Les membres du Collectif Arc-en-Ciel souhaitent rencontrer le Premier ministre suivant la manifestation illégale anti-LGBT qui a eu lieu samedi et les menaces de mort à leur encontre. Une rencontre qui serait déterminante dans la lutte pour les droits de la communauté LGBT à Maurice.

Il faut que le Premier ministre réagisse.

Ils sont nombreux à exiger une réaction de Pravind Jugnauth et une condamnation publique, suivant la manifestation anti-Marche des fiertés organisées samedi dans la capitale, ainsi que les menaces de mort proférées envers des membres du Collectif Arc-en-Ciel (CAEC). Mais du côté du PMO, c’est silence radio depuis samedi. On a même sollicité les conseillers du PM hier, en vain

Lors des célébrations du 478e anniversaire de Maharana Pratab, au centre culturel Indira Gandhi, hier, le Premier ministre a seulement déclaré que les liens entre les communautés doivent être renforcés, en marchant main dans la main.

Cependant, il nous revient que des arrestations sont à prévoir. La police aurait reçu l’instruction d’identifier les meneurs des manifestants homophobes qui se sont massés samedi sur la place d’Armes.

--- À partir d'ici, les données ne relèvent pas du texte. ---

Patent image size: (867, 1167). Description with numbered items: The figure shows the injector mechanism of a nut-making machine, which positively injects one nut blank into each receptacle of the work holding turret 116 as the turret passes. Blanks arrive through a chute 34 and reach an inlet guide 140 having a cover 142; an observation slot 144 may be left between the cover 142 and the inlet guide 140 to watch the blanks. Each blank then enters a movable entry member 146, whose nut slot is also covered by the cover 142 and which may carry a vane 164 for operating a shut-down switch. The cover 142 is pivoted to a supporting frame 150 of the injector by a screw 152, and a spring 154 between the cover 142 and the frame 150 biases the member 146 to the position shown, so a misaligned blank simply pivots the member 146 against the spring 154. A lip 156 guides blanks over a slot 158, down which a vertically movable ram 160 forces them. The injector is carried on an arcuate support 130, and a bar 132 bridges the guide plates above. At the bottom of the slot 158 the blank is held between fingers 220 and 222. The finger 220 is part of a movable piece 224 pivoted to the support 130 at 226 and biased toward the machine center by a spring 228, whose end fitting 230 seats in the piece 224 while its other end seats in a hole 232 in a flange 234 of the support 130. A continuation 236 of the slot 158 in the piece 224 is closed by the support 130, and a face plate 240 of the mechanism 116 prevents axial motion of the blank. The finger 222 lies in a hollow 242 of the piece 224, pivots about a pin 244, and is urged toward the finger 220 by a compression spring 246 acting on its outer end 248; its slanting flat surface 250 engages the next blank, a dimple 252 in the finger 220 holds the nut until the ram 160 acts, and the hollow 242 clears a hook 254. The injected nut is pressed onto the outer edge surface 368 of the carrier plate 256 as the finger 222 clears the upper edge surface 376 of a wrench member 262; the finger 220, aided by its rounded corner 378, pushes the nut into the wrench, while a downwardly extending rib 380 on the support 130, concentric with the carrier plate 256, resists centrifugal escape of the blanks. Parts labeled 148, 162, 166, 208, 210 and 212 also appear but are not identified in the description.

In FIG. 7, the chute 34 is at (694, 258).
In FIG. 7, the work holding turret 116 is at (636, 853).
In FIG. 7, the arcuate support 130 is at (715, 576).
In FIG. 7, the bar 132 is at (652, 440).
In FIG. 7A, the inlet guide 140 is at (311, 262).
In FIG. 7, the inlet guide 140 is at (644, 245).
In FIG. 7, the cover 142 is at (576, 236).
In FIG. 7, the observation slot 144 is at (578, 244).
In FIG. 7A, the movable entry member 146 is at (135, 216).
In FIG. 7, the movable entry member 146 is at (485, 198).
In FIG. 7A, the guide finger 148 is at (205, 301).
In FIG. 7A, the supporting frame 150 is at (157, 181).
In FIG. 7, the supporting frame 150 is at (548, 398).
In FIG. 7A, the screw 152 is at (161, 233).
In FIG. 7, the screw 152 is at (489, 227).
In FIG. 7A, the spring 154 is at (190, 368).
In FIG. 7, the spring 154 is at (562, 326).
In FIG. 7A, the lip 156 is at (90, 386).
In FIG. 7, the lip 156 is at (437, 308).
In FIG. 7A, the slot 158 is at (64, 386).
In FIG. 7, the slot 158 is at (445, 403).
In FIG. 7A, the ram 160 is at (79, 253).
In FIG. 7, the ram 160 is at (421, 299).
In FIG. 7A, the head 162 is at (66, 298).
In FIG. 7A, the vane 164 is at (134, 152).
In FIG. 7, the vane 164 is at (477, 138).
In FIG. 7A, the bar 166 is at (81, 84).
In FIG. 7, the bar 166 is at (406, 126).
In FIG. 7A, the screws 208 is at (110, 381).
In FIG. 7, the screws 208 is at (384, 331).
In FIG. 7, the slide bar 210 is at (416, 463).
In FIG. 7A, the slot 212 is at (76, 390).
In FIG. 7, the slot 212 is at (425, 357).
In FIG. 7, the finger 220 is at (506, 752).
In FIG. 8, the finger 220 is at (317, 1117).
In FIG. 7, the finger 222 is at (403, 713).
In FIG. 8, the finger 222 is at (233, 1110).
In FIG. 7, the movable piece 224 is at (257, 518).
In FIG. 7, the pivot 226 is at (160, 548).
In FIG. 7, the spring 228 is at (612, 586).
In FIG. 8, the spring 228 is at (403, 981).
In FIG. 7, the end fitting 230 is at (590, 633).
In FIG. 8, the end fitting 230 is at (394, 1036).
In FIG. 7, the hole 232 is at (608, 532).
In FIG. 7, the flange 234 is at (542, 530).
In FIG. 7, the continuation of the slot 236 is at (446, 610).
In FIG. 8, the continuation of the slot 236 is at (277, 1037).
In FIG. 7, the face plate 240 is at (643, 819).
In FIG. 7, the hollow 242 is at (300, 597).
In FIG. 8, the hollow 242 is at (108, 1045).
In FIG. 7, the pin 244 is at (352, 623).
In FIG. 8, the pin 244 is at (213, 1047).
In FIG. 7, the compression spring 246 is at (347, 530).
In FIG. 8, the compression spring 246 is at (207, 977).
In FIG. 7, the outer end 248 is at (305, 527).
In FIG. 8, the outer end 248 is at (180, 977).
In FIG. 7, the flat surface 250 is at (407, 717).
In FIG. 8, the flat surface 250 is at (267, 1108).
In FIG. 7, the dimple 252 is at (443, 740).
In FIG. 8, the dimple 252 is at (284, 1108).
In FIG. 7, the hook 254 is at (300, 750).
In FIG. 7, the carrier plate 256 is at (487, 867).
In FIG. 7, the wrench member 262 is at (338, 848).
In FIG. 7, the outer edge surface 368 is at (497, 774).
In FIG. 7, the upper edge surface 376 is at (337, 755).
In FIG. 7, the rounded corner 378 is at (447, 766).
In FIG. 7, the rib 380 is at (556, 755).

Une ambassade étrangère aurait fait savoir qu’il ne faudrait pas que les autorités mauriciennes prennent ce rassemblement à la légère. Selon des sources bien informées, certains manifestants auraient des liens avec des Mauriciens qui se sont rendus en Syrie pour se joindre au djihad. En l’absence de Mario Nobin, actuellement en séminaire en Angola, c’est le directeur du National Security Service qui pilote, entre autres, ce dossier. La cellule antiterroriste a été mobilisée.

Entre-temps, sur les réseaux sociaux, la pression monte. Et le CAEC réclame une condamnation publique de ces incidents. Des membres de l’opposition se sont aussi prononcés en ce sens. 

Que risquent-ils ?

La loi stipule que tout rassemblement de plus de 12 personnes nécessite une autorisation de la police, et ce, une semaine avant. Pourtant, la manifestation anti-LGBt, qui a rassemblé plus de 400 personnes samedi, n’en avait pas. L’année dernière, ils étaient aussi une trentaine à manifester illégalement contre la marche des fiertés.

Que risquent-ils ? Une amende maximum de Rs 10 000 ou une peine d’emprisonnement ne dépassant pas deux ans. Toutefois, alors que cette contre-manifestation se tient depuis maintenant plusieurs années, aucun membre n’a été interpellé par la police.